Вот пришел великан (сборник) - стр. 23
– Может, свет побольше зажечь?
– А зачем, – сказал дядя Мирон, – нам же не читать тут…
Я передал ему колпачок и бутылку. Он опять проделал все как на мельнице: сперва наполнил посудинку, а затем отставил бутылку, снял свободной рукой картуз и сказал: «Побудем живы!»
Я выпил два колпачка подряд – мне это нужно было – и дважды сказал: «Побудем живы». Дядя Мирон вкусно и бережно закусывал консервами, то и дело наклоняясь над банкой, и я близко видел тогда его шею – сплошь в сетчатке морщин и морщинок. «Каждая у него обругана матерщиной, каждая!» – подумал я и спросил:
– Где ты отбывал, дядь Мирон?
– Далеко, брат! – с прежней неискренней веселостью ответил он.
– А все же?
– Подписку дал не разглашать…
– Теперь на это начхать! – заявил я.
– Это верно, – сказал дядя, – да только видишь ли какое дело: говорить не хочется… Ну было и было… А зачем его вспоминать?

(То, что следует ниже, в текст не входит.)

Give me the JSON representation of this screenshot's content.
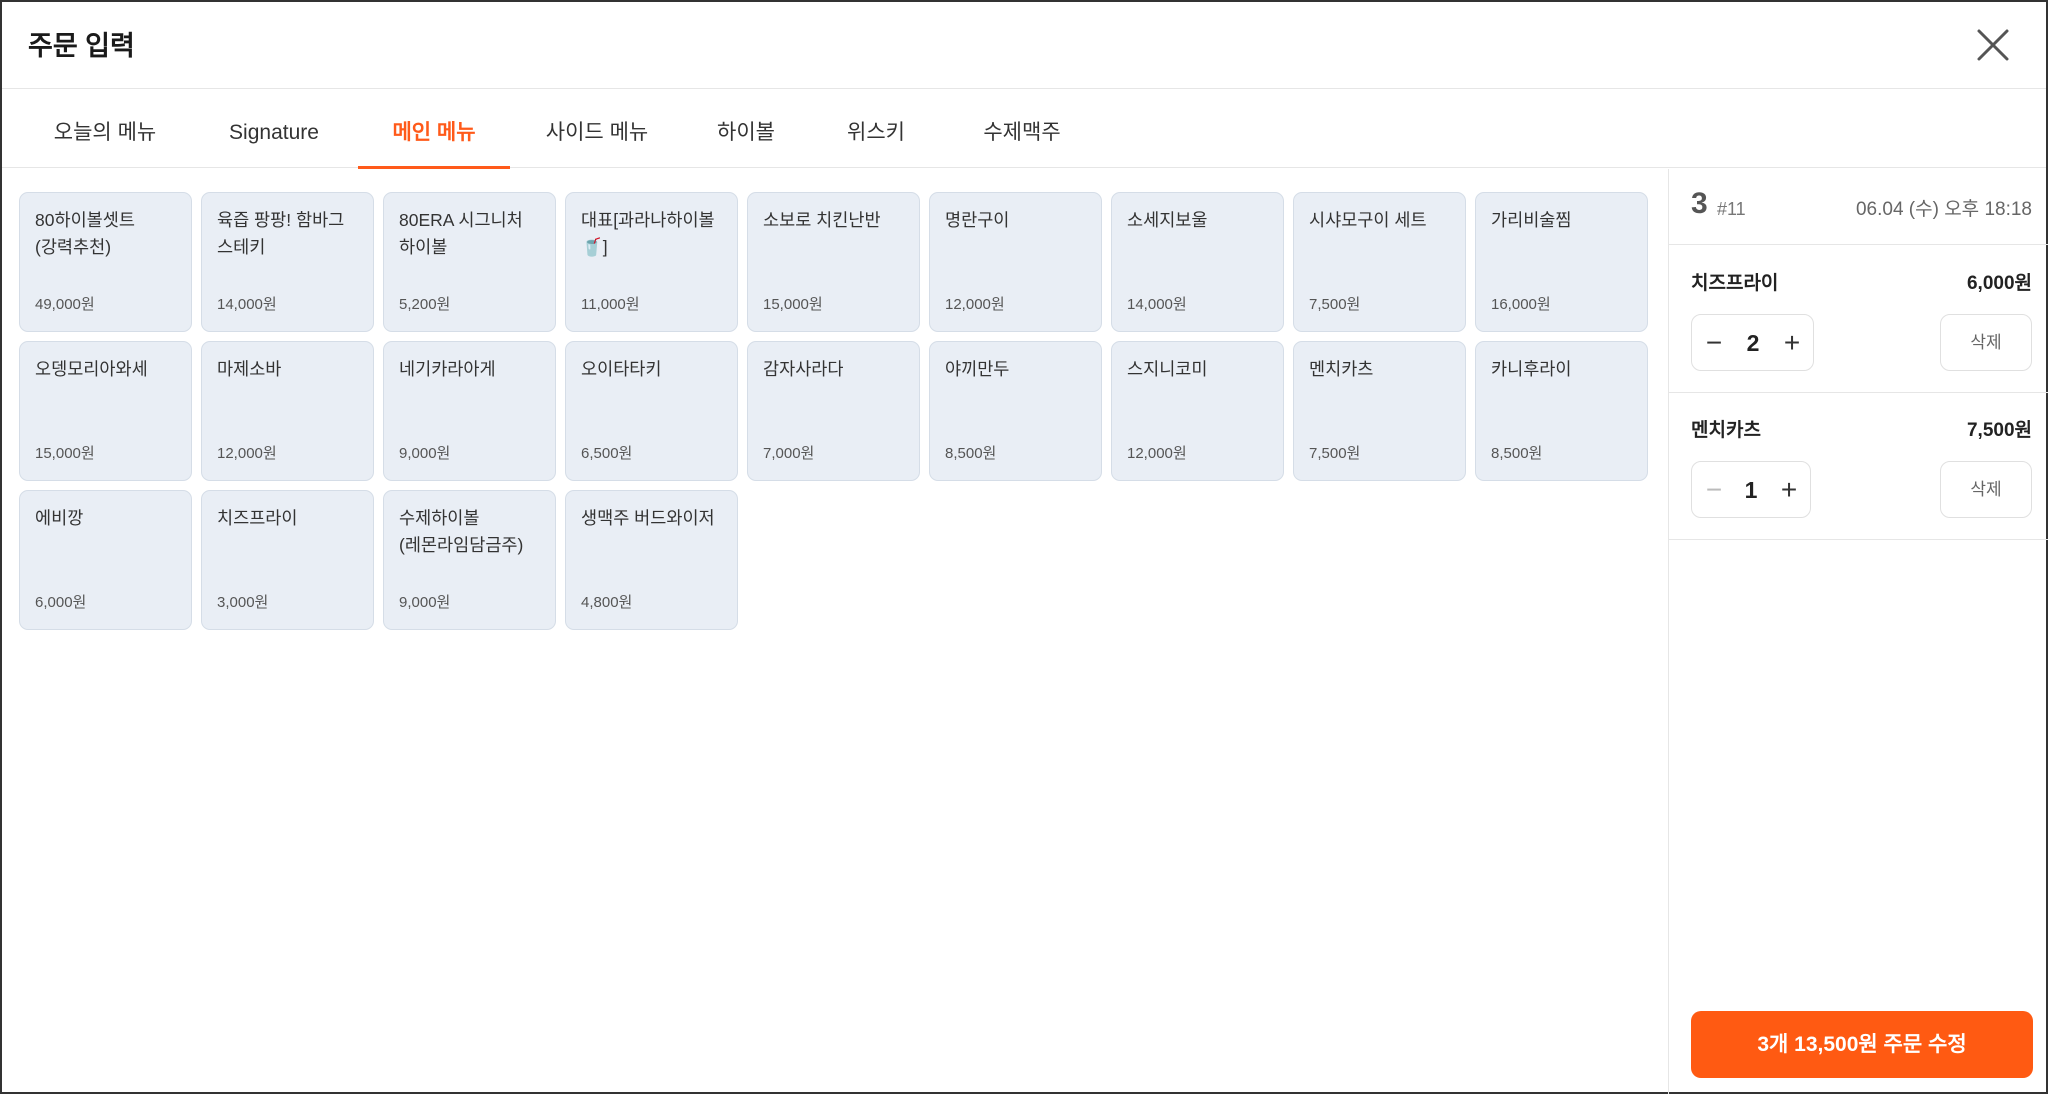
{
  "modal": {
    "title": "주문 입력"
  },
  "tabs": [
    {
      "label": "오늘의 메뉴"
    },
    {
      "label": "Signature"
    },
    {
      "label": "메인 메뉴"
    },
    {
      "label": "사이드 메뉴"
    },
    {
      "label": "하이볼"
    },
    {
      "label": "위스키"
    },
    {
      "label": "수제맥주"
    }
  ],
  "active_tab": "메인 메뉴",
  "menu_items": [
    {
      "name": "80하이볼셋트 (강력추천)",
      "price": "49,000원"
    },
    {
      "name": "육즙 팡팡! 함바그 스테키",
      "price": "14,000원"
    },
    {
      "name": "80ERA 시그니처 하이볼",
      "price": "5,200원"
    },
    {
      "name": "대표[과라나하이볼🥤]",
      "price": "11,000원"
    },
    {
      "name": "소보로 치킨난반",
      "price": "15,000원"
    },
    {
      "name": "명란구이",
      "price": "12,000원"
    },
    {
      "name": "소세지보울",
      "price": "14,000원"
    },
    {
      "name": "시샤모구이 세트",
      "price": "7,500원"
    },
    {
      "name": "가리비술찜",
      "price": "16,000원"
    },
    {
      "name": "오뎅모리아와세",
      "price": "15,000원"
    },
    {
      "name": "마제소바",
      "price": "12,000원"
    },
    {
      "name": "네기카라아게",
      "price": "9,000원"
    },
    {
      "name": "오이타타키",
      "price": "6,500원"
    },
    {
      "name": "감자사라다",
      "price": "7,000원"
    },
    {
      "name": "야끼만두",
      "price": "8,500원"
    },
    {
      "name": "스지니코미",
      "price": "12,000원"
    },
    {
      "name": "멘치카츠",
      "price": "7,500원"
    },
    {
      "name": "카니후라이",
      "price": "8,500원"
    },
    {
      "name": "에비깡",
      "price": "6,000원"
    },
    {
      "name": "치즈프라이",
      "price": "3,000원"
    },
    {
      "name": "수제하이볼 (레몬라임담금주)",
      "price": "9,000원"
    },
    {
      "name": "생맥주 버드와이저",
      "price": "4,800원"
    }
  ],
  "order": {
    "table": "3",
    "order_no": "#11",
    "time": "06.04 (수) 오후 18:18",
    "items": [
      {
        "name": "치즈프라이",
        "price": "6,000원",
        "qty": "2",
        "delete_label": "삭제",
        "minus_disabled": false
      },
      {
        "name": "멘치카츠",
        "price": "7,500원",
        "qty": "1",
        "delete_label": "삭제",
        "minus_disabled": true
      }
    ],
    "submit_label": "3개 13,500원 주문 수정"
  },
  "colors": {
    "accent": "#ff5a12",
    "card_bg": "#e9eef5",
    "card_border": "#d5dde7"
  },
  "icons": {
    "close": "close-icon",
    "minus": "minus-icon",
    "plus": "plus-icon"
  }
}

– А можешь не вспоминать? Все чтобы не вспоминать?
Я не только спрашивал, но и просил, и дядя Мирон все понял, что я хотел. Он положил рядом с колпачком кусок батона, подобрал с колен крошки, кинул их в рот, прожевал, выпрямился и, строго глядя на меня, сказал:
– Дурак ты! Ну что ты означал тогда в моей беде? Ты ж был… ховрашок, вот кто!.. Кто ж из нас с тобой был виноват?!
Я нарочно уронил на пол машины колпачок и стал искать его там, чтобы подождать, пока остынут глаза, но дядя Мирон тоже наклонился и начал шарить руками около педалей… После этого мы немного посидели смирно, затем выпили, и дядя Мирон сказал о коньяке:
– А все ж верно говорят, приванивает он!
– Клопами? – спросил я.
– Клопами, будь они неладны!
– У вас в лагере много было?
– Заедали! – зажмурился дядя.
– Нас тоже, – сказал я.
– Да неужели ты в самом деле сидел? – пораженно спросил дядя Мирон.
– В самом, – просто и легко сказал я.
– За что, господи?
– В плену был…
– Ах, вот оно что-о! И сколько отдул? Ну тогда мне понятно! Тогда все… Ах же ж курвецы! Ах же ж…
И мы начали с дядей Мироном ругаться беззлобно и с удовольствием, оба дивясь молитвенной складности страшной лагерной матерщины, какой мы обкладывали караульных, надзирателей, клопов, голод, стужу, тоску… Мы разговаривали, ругались и выпивали, и это было впервые, когда я испытывал чуть ли не благодарность судьбе за то, что сидел в «своем» лагере. Потом мы спели лагерную песню, и мне стало не очень весело, а дядя Мирон положил руку на мое плечо и, как по секрету, который он доверяет мне первому, принялся расхваливать наступившие времена, – «жизнь наклюнулась законная», – а Хрущева называл, как своего свата, – «Сергеич»!